Cenazelerde yalnız ölüler mi gömülür? Yoksa birikmiş anılar da kefenlenip bir daha açılmayacakmış gibi toprağa mı karışır?
Sezen Aksu’nun babasının son vedasını izliyordum. Aksu, 3 buçuk yıl önce annesi Şehriban Yıldırım’ın cenazesinde şarkıcı Mustafa Ceceli’ye ezan okutmuştu. Babası Sami Yıldırım için de aynı şeyi istemişti. Ama Ceceli yurtdışındaydı. Ceceli, Fethullah Gülen gibi 90’lı yıllarda ABD’ye yerleşen “sosyete şeyhi” Ahmet Hulusi’nin takipçisiydi. Çareyi, ezanı bir kasete okuyup Sezen Aksu’ya vererek buldu. Demek, boşandığı eşinin özel hayatını ilgilendiren yatak odası kasetini, geçen yıl milletin önüne atarak iki kadının hayatını zehir eden Ceceli’nin sesi çok önemliydi!
Ah gizli çekimler, cemaatler, magazin kişileri ve bizim bitmeyen hikâyemiz…
Fethullahçıların ‘Yaman Dede’si
Haberlerde hep “emekli okul müdürü” yazıyordu ama öğrencileri neden pek de ortada görünmüyordu?

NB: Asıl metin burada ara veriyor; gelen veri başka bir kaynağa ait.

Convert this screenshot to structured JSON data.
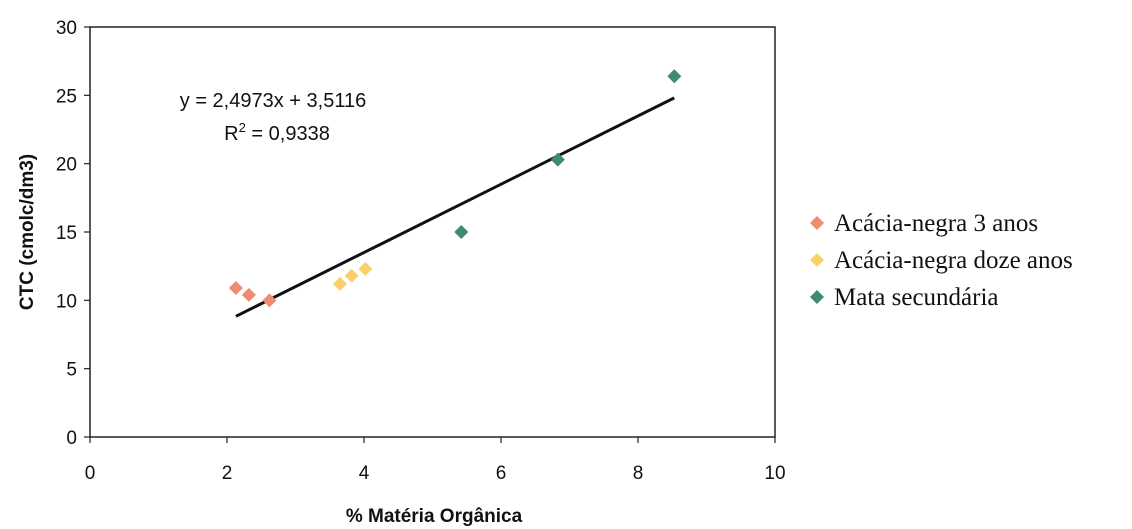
{
  "chart_data": {
    "type": "scatter",
    "xlabel": "% Matéria Orgânica",
    "ylabel": "CTC (cmolc/dm3)",
    "xlim": [
      0,
      10
    ],
    "ylim": [
      0,
      30
    ],
    "x_ticks": [
      0,
      2,
      4,
      6,
      8,
      10
    ],
    "y_ticks": [
      0,
      5,
      10,
      15,
      20,
      25,
      30
    ],
    "grid": false,
    "legend_position": "right",
    "series": [
      {
        "name": "Acácia-negra 3 anos",
        "color": "#ef8b72",
        "marker": "diamond",
        "points": [
          [
            2.13,
            10.9
          ],
          [
            2.32,
            10.4
          ],
          [
            2.62,
            10.0
          ]
        ]
      },
      {
        "name": "Acácia-negra doze anos",
        "color": "#fbd06a",
        "marker": "diamond",
        "points": [
          [
            3.65,
            11.2
          ],
          [
            3.82,
            11.8
          ],
          [
            4.02,
            12.3
          ]
        ]
      },
      {
        "name": "Mata secundária",
        "color": "#3e8a72",
        "marker": "diamond",
        "points": [
          [
            5.42,
            15.0
          ],
          [
            6.83,
            20.3
          ],
          [
            8.53,
            26.4
          ]
        ]
      }
    ],
    "trendline": {
      "slope": 2.4973,
      "intercept": 3.5116,
      "x_range": [
        2.13,
        8.53
      ],
      "color": "#111111",
      "equation": "y = 2,4973x + 3,5116",
      "r2_prefix": "R",
      "r2_sup": "2",
      "r2_value": " = 0,9338"
    }
  }
}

Fethullahçılar ona “Yaman Dede” diyorlar. Sebepsiz değil. Sezen Aksu’nun babası Sami Yıldırım, 1979 yılında İzmir İl Milli Eğitim Müdürü Yardımcılığı’ndan emekli olmuş bir öğretmendi. Erzurumlu Gülen de hareketinin temellerini İzmir’de Kestanepazarı Camii’nde atmıştı. Yıldırım, Gülen’e inanan müritlerinden biri oldu.
FETÖ için eğitim, “altın nesil projesi”nin en önemli ayağıydı. Galatasaray Lisesi ya da Robert Kolej’in karşısına bir model olarak İzmir’de Yamanlar Koleji’ni koydu. Kurucusu ve ilk müdürü Sami Yıldırım’dı.